Em janeiro, o governo federal sancionou a Lei n. 14.533/2023, Política Nacional de Educação Digital. Com esta lei, as políticas públicas devem considerar temas estruturantes que haviam sido relegados nos últimos anos. A Lei n. 14.533 inovou na promoção de proteção de dados na educação na seção “direitos digitais” nos ambientes escolares. É um passo importante, mas os educadores ainda precisam de mais suporte para fazerem valer a transparência e segurança do uso de dados dos estudantes.
As autoridades educacionais têm remédios regulatórios e o poder/dever para melhorar o ambiente de privacidade e segurança de crianças e jovens na educação: as leis que regem licitações e contratos públicos, o Estatuto da Criança e do Adolescente, a LGPD, as leis e práticas de transparência do setor público, e também o auxílio de órgãos como o Ministério Público, Tribunais de Contas e universidades e sociedade científicas. O Congresso Nacional, com participação ativa e direta da sociedade civil, deve continuar o esforço de legislar e criar condições para que práticas mais justas com plataformas de internet de grande escala sirvam à sociedade e à educação, e não sirvam-se delas.
Para que a gestão pública consiga lidar nos contratos com grandes empresas de internet, propomos uma série de atos que já estão nas mãos de autoridades educacionais para melhor proteção de dados de crianças e adolescentes na educação. Destacamos:
- Transparência contratual: Governos devem deixar de inserir na escola uma tecnologia porque “é de graça”. Os contratos e termos de referência para contratação devem ser públicos – tal qual uma licitação tradicional – para estabelecer os parâmetros concretos da oferta do serviço e da auditoria dos atos praticados com dados de estudantes.
- Transparência de algoritmos: Se dados de crianças alimentam algoritmos das empresas fornecedoras de serviços de plataformas na educação, devem ser auditáveis e, principalmente, explicáveis para a sociedade.

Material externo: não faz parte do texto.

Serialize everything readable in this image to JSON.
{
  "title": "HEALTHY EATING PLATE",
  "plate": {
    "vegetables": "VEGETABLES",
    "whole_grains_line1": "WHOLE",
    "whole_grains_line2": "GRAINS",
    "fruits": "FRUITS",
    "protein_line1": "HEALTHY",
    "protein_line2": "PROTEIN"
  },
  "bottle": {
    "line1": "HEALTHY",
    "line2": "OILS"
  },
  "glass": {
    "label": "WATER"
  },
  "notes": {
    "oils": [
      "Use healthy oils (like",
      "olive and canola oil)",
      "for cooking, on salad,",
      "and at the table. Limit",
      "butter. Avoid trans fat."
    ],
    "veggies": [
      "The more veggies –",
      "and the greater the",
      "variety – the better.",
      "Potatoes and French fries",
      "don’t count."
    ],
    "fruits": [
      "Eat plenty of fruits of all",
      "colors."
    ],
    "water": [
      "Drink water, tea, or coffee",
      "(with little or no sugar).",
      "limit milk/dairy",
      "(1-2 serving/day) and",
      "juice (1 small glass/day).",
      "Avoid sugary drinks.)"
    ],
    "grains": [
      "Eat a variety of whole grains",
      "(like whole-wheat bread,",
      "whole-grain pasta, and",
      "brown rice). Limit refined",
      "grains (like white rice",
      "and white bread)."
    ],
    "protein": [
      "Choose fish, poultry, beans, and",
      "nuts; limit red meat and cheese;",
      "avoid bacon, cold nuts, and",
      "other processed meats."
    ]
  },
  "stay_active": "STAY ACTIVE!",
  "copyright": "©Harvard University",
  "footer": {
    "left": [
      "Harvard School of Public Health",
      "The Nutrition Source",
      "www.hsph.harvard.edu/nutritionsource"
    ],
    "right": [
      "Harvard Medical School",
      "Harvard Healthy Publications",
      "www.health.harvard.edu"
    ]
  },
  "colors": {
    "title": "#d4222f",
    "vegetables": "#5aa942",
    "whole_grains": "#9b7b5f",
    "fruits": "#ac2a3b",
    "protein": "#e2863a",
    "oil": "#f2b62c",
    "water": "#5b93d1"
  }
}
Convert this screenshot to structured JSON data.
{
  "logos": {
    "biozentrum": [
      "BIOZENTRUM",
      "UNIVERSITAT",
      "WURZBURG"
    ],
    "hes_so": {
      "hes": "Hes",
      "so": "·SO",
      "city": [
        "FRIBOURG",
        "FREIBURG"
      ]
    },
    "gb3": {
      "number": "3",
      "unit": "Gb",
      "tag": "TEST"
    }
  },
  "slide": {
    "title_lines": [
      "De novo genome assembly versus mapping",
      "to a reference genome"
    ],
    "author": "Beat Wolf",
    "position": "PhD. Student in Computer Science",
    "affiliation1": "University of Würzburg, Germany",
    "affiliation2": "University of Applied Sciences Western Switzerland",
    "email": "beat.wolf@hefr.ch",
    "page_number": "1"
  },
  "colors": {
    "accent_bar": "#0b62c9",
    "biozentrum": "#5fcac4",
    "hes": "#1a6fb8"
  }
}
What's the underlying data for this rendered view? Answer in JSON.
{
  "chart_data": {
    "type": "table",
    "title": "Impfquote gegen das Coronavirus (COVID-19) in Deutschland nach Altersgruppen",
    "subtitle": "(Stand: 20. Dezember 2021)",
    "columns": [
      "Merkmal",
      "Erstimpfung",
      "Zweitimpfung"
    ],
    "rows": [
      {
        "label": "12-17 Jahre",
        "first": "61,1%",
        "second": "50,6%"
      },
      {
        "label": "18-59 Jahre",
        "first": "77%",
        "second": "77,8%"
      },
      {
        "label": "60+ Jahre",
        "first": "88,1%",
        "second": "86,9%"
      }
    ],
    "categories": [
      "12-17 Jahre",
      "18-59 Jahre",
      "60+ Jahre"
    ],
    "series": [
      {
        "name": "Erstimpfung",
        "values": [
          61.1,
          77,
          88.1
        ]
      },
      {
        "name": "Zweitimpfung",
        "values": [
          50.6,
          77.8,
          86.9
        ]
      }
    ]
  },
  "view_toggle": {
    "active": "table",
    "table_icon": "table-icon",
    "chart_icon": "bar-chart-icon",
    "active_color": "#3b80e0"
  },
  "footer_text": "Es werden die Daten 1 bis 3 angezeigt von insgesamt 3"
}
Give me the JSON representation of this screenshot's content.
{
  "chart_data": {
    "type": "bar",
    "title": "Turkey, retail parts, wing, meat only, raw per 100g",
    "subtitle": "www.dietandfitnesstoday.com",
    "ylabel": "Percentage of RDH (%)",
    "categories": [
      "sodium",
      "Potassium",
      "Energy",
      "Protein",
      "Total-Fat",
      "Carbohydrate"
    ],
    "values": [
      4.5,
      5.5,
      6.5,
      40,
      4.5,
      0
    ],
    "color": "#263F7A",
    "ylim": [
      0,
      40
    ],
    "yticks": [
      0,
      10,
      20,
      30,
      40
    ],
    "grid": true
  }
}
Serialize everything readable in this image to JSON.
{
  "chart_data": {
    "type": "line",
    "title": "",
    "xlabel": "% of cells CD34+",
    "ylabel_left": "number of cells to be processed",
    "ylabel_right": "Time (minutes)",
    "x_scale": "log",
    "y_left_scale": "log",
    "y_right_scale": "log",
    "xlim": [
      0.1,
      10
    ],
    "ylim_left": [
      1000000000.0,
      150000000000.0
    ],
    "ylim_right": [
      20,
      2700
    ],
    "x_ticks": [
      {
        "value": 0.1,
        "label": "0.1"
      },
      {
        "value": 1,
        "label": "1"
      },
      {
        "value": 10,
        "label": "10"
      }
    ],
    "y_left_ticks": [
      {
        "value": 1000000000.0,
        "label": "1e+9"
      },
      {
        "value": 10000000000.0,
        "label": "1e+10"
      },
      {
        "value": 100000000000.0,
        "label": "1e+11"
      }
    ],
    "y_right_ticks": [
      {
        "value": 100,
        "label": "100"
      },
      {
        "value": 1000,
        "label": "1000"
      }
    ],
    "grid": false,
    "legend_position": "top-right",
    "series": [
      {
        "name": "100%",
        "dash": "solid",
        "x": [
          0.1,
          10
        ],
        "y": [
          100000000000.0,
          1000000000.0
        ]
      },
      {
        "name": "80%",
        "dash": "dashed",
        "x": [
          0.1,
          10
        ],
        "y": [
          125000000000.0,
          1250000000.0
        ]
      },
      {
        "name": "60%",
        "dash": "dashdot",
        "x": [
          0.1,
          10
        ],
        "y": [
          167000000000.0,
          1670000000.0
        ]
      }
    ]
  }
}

- O governo é o cliente: Contratos com big techs são celebrados como termos de parceria, ou apenas por acesso direto ao serviço na internet, sem que a realidade dos papéis seja entendida. O governo é cliente dessas plataformas, portanto os direitos inerentes a essa relação devem ser garantidos.
- A responsabilidade de quem contrata: A escola, a professora, pais, mães ou estudantes não são as maiores responsáveis pela análise e escolha das plataformas que ajudarão no processo educativo. O representante que assina o contrato para secretarias e ministérios (titular da pasta, cargos de diretoria) deve ser o agente da promoção de melhores condições de auditoria e garantia dos direitos individuais e difusos na execução do contrato com plataformas educacionais.
- O processo de contratação de uma plataforma deve passar pela fase de consulta pública. Embora este caso não demande pagamento financeiro advindo do orçamento público, os efeitos sobre a vida de estudantes e de contribuintes será maior do que qualquer obra pública tradicional.
Enquanto esse esforço continua no poder legislativo, melhores modelos de contratação e de governança, como os propostos neste artigo, são necessários para que o sistema educacional brasileiro continue a ser impulsionador do desenvolvimento tecnológico nacional. Por isso, uma lei que proteja a cidadania na internet deve também ser fundamental para que escolas, gestores e docentes tenham mais ferramentas para cuidar da educação nacional levando em consideração temas emergentes com tecnologias digitais. Fundamentalmente, a sociedade deve demonstrar que cuida, em todas as dimensões, do futuro das crianças e jovens do Brasil.